There is no simple answer, but we must act. Firstly, medical schools must incorporate anti-bias training into education, because a newly-minted OB-GYN who thinks black people feel less pain is almost as ridiculous as one who believes the stork delivers babies. Anti-bias training must be pervasive in medicine, as racism in the field is hardly relegated to pain management. (For example, dermatology is usually taught using white skin.) And for the current ranks of healthcare workers, Continuing Medical Education must incorporate anti-bias training. Additionally, the far better outcomes for black mothers using a black doctor speaks to the need for more diversity in the medical profession.

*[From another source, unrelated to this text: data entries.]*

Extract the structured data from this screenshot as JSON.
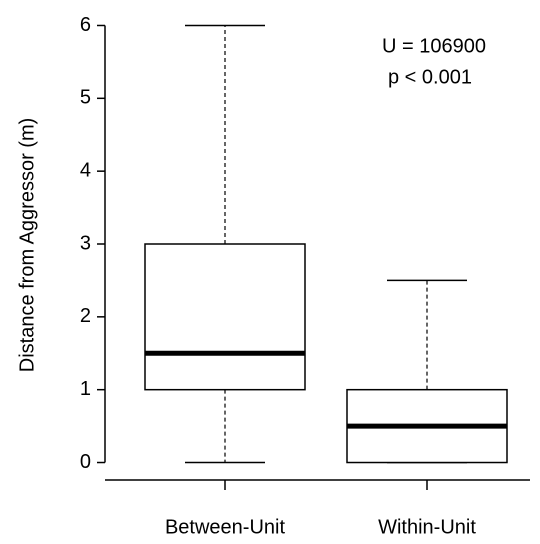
{
  "chart_data": {
    "type": "box",
    "y_label": "Distance from Aggressor (m)",
    "categories": [
      "Between-Unit",
      "Within-Unit"
    ],
    "boxes": [
      {
        "min": 0,
        "q1": 1,
        "median": 1.5,
        "q3": 3,
        "max": 6
      },
      {
        "min": 0,
        "q1": 0,
        "median": 0.5,
        "q3": 1,
        "max": 2.5
      }
    ],
    "annotations": [
      "U = 106900",
      "p < 0.001"
    ],
    "ylim": [
      -0.24,
      6.24
    ],
    "yticks": [
      0,
      1,
      2,
      3,
      4,
      5,
      6
    ],
    "color": "#000000",
    "fill": "#ffffff"
  }
}
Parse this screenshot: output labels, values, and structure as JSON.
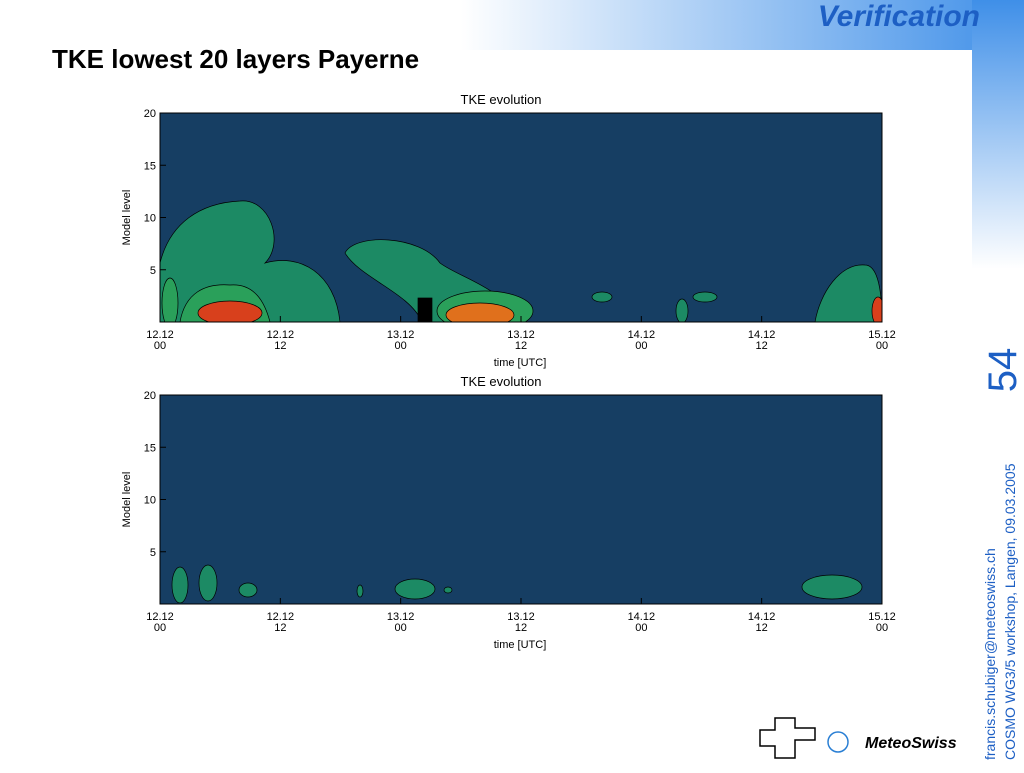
{
  "slide": {
    "header": "Verification",
    "title": "TKE lowest 20 layers Payerne",
    "page_number": "54",
    "footer_email": "francis.schubiger@meteoswiss.ch",
    "footer_event": "COSMO WG3/5 workshop, Langen, 09.03.2005",
    "logo": "MeteoSwiss"
  },
  "chart_data": [
    {
      "type": "contour",
      "title": "TKE evolution",
      "x_label": "time [UTC]",
      "y_label": "Model level",
      "xlim": [
        0,
        72
      ],
      "xticks": [
        {
          "value": 0,
          "label": [
            "12.12",
            "00"
          ]
        },
        {
          "value": 12,
          "label": [
            "12.12",
            "12"
          ]
        },
        {
          "value": 24,
          "label": [
            "13.12",
            "00"
          ]
        },
        {
          "value": 36,
          "label": [
            "13.12",
            "12"
          ]
        },
        {
          "value": 48,
          "label": [
            "14.12",
            "00"
          ]
        },
        {
          "value": 60,
          "label": [
            "14.12",
            "12"
          ]
        },
        {
          "value": 72,
          "label": [
            "15.12",
            "00"
          ]
        }
      ],
      "ylim": [
        0,
        20
      ],
      "yticks": [
        5,
        10,
        15,
        20
      ]
    },
    {
      "type": "contour",
      "title": "TKE evolution",
      "x_label": "time [UTC]",
      "y_label": "Model level",
      "xlim": [
        0,
        72
      ],
      "xticks": [
        {
          "value": 0,
          "label": [
            "12.12",
            "00"
          ]
        },
        {
          "value": 12,
          "label": [
            "12.12",
            "12"
          ]
        },
        {
          "value": 24,
          "label": [
            "13.12",
            "00"
          ]
        },
        {
          "value": 36,
          "label": [
            "13.12",
            "12"
          ]
        },
        {
          "value": 48,
          "label": [
            "14.12",
            "00"
          ]
        },
        {
          "value": 60,
          "label": [
            "14.12",
            "12"
          ]
        },
        {
          "value": 72,
          "label": [
            "15.12",
            "00"
          ]
        }
      ],
      "ylim": [
        0,
        20
      ],
      "yticks": [
        5,
        10,
        15,
        20
      ]
    }
  ]
}
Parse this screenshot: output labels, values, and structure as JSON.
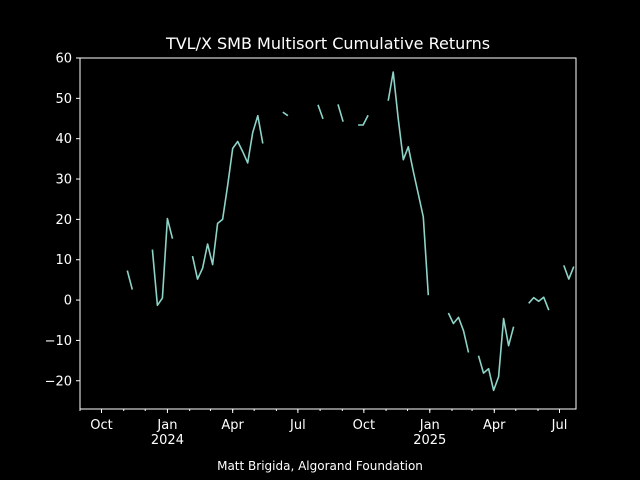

We must also take a proactive approach to reforming delivery of medical services for women giving birth. In California, a concerted public health campaign called the California Maternal Quality Care Collaborative was able to cut the state’s maternal mortality rate by more than half. This was not through any new blockbuster prescription drug or surgery, but by actually focusing on best practices. These include having a “toolkit” of supplies in a cart at hand in the event of a hemorrhage, as exists for cardiac arrests; actually measuring a mother’s blood loss instead of doing it by eye; practicing complication scenarios; and tracking data. Healthcare providers must also learn to listen to black mothers as midwives and doulas, who tend to do a better job of listening, caring and understanding the needs of the expectant mother.
Ending black maternal deaths reminds me of an anecdote about aerospace engineer Wernher von Braun: when asked what it would take to put a man on the moon, he replied, “The will to do it.” We can save black mothers’ lives, not by finding a medical breakthrough, but by having the will to listen to them and give them better care.
Adrienne Adams is the city councilwoman from Queens District 28 representing the neighborhoods of Jamaica, Richmond Hill, Rochdale Village, South Ozone Park.